Internal resonance in coupled oscillators – Part II: A synchronous sensing scheme for both mass perturbation and driving force with duffing nonlinearity

Abstract

This paper, the second of two companion papers, mainly reports a synchronous sensing scheme for both mass perturbation and driving force, via the internal resonance phenomena in various coupled Duffing oscillators. The mass perturbation, applied on the low frequency oscillator, is sensed by the dip frequency of the low frequency oscillator caused by modal interaction, and further detected by the corresponding multiplied response frequency of the high frequency oscillator, while the driving force, applied on the low frequency oscillator, is directly detected by measuring the multiplied jump frequency of the high frequency oscillator.
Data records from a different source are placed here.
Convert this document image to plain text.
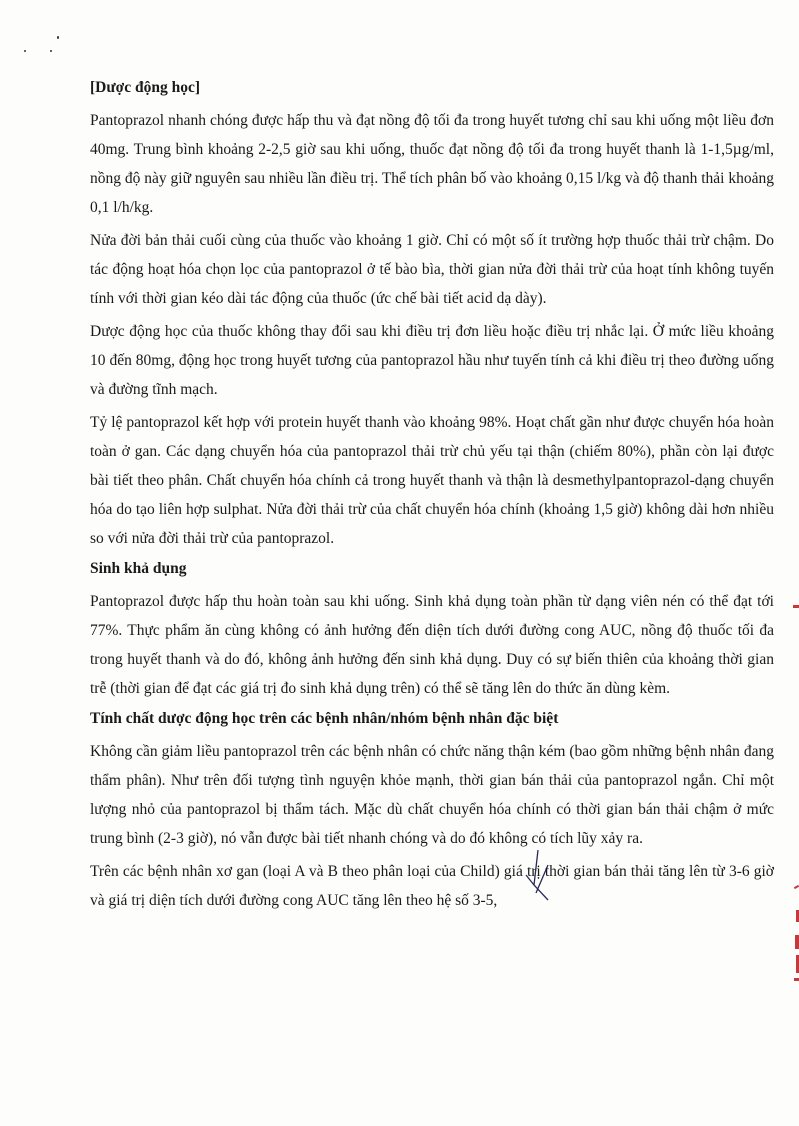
[Dược động học]

Pantoprazol nhanh chóng được hấp thu và đạt nồng độ tối đa trong huyết tương chỉ sau khi uống một liều đơn 40mg. Trung bình khoảng 2-2,5 giờ sau khi uống, thuốc đạt nồng độ tối đa trong huyết thanh là 1-1,5µg/ml, nồng độ này giữ nguyên sau nhiều lần điều trị. Thể tích phân bố vào khoảng 0,15 l/kg và độ thanh thải khoảng 0,1 l/h/kg.

Nửa đời bản thải cuối cùng của thuốc vào khoảng 1 giờ. Chỉ có một số ít trường hợp thuốc thải trừ chậm. Do tác động hoạt hóa chọn lọc của pantoprazol ở tế bào bìa, thời gian nửa đời thải trừ của hoạt tính không tuyến tính với thời gian kéo dài tác động của thuốc (ức chế bài tiết acid dạ dày).

Dược động học của thuốc không thay đổi sau khi điều trị đơn liều hoặc điều trị nhắc lại. Ở mức liều khoảng 10 đến 80mg, động học trong huyết tương của pantoprazol hầu như tuyến tính cả khi điều trị theo đường uống và đường tĩnh mạch.

Tỷ lệ pantoprazol kết hợp với protein huyết thanh vào khoảng 98%. Hoạt chất gần như được chuyển hóa hoàn toàn ở gan. Các dạng chuyển hóa của pantoprazol thải trừ chủ yếu tại thận (chiếm 80%), phần còn lại được bài tiết theo phân. Chất chuyển hóa chính cả trong huyết thanh và thận là desmethylpantoprazol-dạng chuyển hóa do tạo liên hợp sulphat. Nửa đời thải trừ của chất chuyển hóa chính (khoảng 1,5 giờ) không dài hơn nhiều so với nửa đời thải trừ của pantoprazol.

Sinh khả dụng

Pantoprazol được hấp thu hoàn toàn sau khi uống. Sinh khả dụng toàn phần từ dạng viên nén có thể đạt tới 77%. Thực phẩm ăn cùng không có ảnh hưởng đến diện tích dưới đường cong AUC, nồng độ thuốc tối đa trong huyết thanh và do đó, không ảnh hưởng đến sinh khả dụng. Duy có sự biến thiên của khoảng thời gian trễ (thời gian để đạt các giá trị đo sinh khả dụng trên) có thể sẽ tăng lên do thức ăn dùng kèm.

Tính chất dược động học trên các bệnh nhân/nhóm bệnh nhân đặc biệt

Không cần giảm liều pantoprazol trên các bệnh nhân có chức năng thận kém (bao gồm những bệnh nhân đang thẩm phân). Như trên đối tượng tình nguyện khỏe mạnh, thời gian bán thải của pantoprazol ngắn. Chỉ một lượng nhỏ của pantoprazol bị thẩm tách. Mặc dù chất chuyển hóa chính có thời gian bán thải chậm ở mức trung bình (2-3 giờ), nó vẫn được bài tiết nhanh chóng và do đó không có tích lũy xảy ra.

Trên các bệnh nhân xơ gan (loại A và B theo phân loại của Child) giá trị thời gian bán thải tăng lên từ 3-6 giờ và giá trị diện tích dưới đường cong AUC tăng lên theo hệ số 3-5,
A magnetically coupled orthogonal beams with a frequency ratio of two to one, is taken as an example for both theoretical and experimental demonstration. The results show that the synchronous sensing of both mass perturbation and driving amplitude are achievable with a mass sensitivity of −21.5 Hz/g in the range of 0 mg to 314 mg and a force sensitivity of 8.84 Hz/V in the range of 0.5 V to 2.0 V. Compared to the double amplification mass sensing one proposed in the companion paper, the output voltage, the mass sensing range, and the anti-driving fluctuation performance of the proposed scheme in this paper, are improved or amplified by about 167%, 388%, and 3470% times respectively. It is thus more universal and applicable to various micro and nano resonators, when the Duffing nonlinearity is practically considered.